I have a binary dependent variable and I am unclear as to:
- get BCEWithLogitsLoss to work
- incorporate pos_weight (how exactly do I calculate the weights, is it of the total data set?) One class has 7000 observations and the other has 2224 in the total data set.
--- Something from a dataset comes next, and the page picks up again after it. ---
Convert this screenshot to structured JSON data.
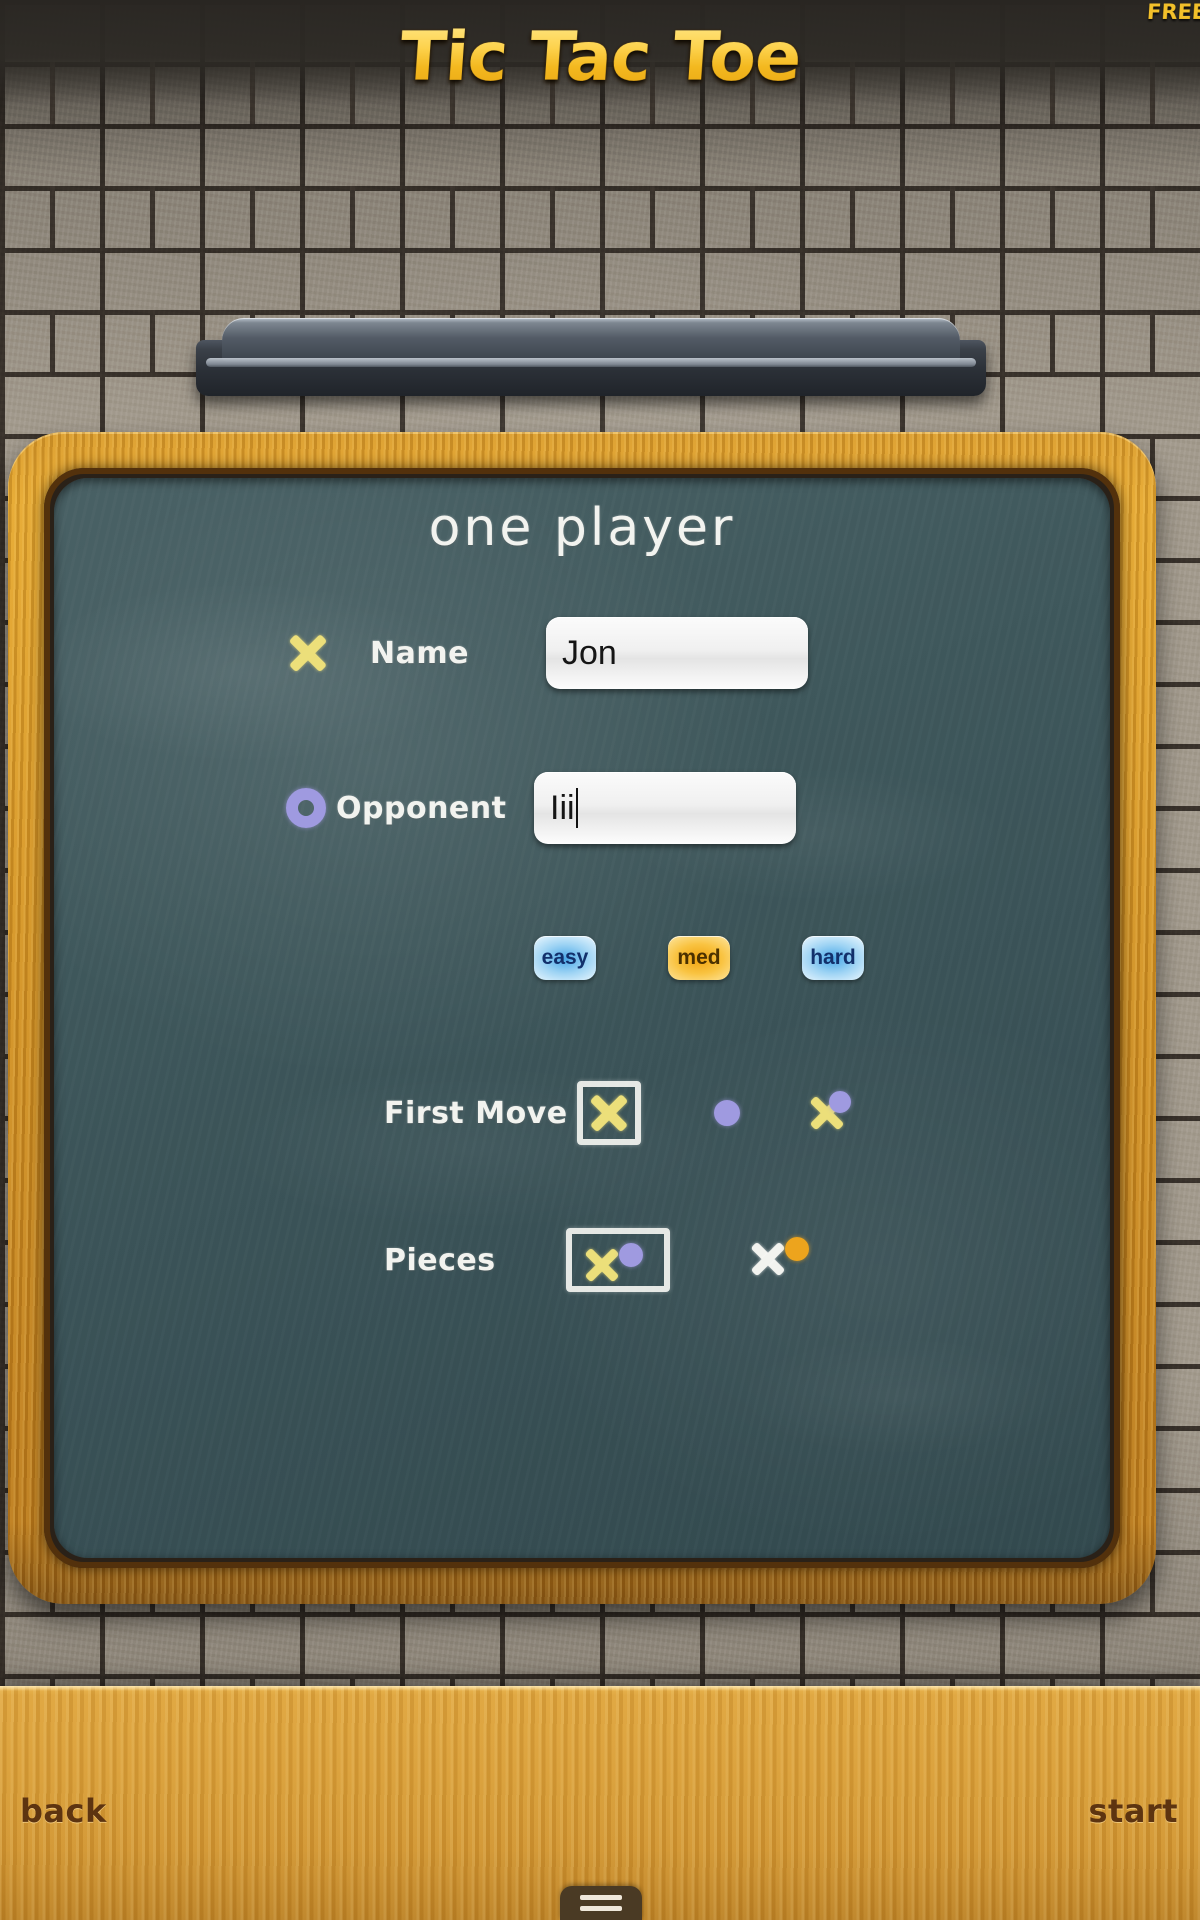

Should it just be a tensor thats like: torch.tensor([0.3, 0.7]) (more emphasis on the pos samples that are under-represented)?
For my loss function, CrossEntropyLoss is working, but I believe BCEWithLogitsLoss should be used instead (I think?).
My model outputs logits that look like:
tensor([[ 0.5015, -0.0165],
[ 0.5486, 0.0320],
[ 0.4227, 0.1604],
[ 0.2781, -0.0317],
[ 0.2667, 0.2109],
[ 0.1847, -0.1724],
[ 0.2727, -0.0598],
[ 0.3827, 0.1195],
[ 0.2796, -0.2183],
[ 0.6082, -0.1816],
[ 0.4710, -0.0551],
[ 0.1589, 0.0477],
My labels look like:
tensor([[0],
[0],
[0],
[0],
[0],
[0],
[0],
[0],
[1],
[0],
[0],
[1],
[0],
[0],
The error I get with BCEWithLogitsLoss is always; bool value of Tensor with more than one value is ambiguous.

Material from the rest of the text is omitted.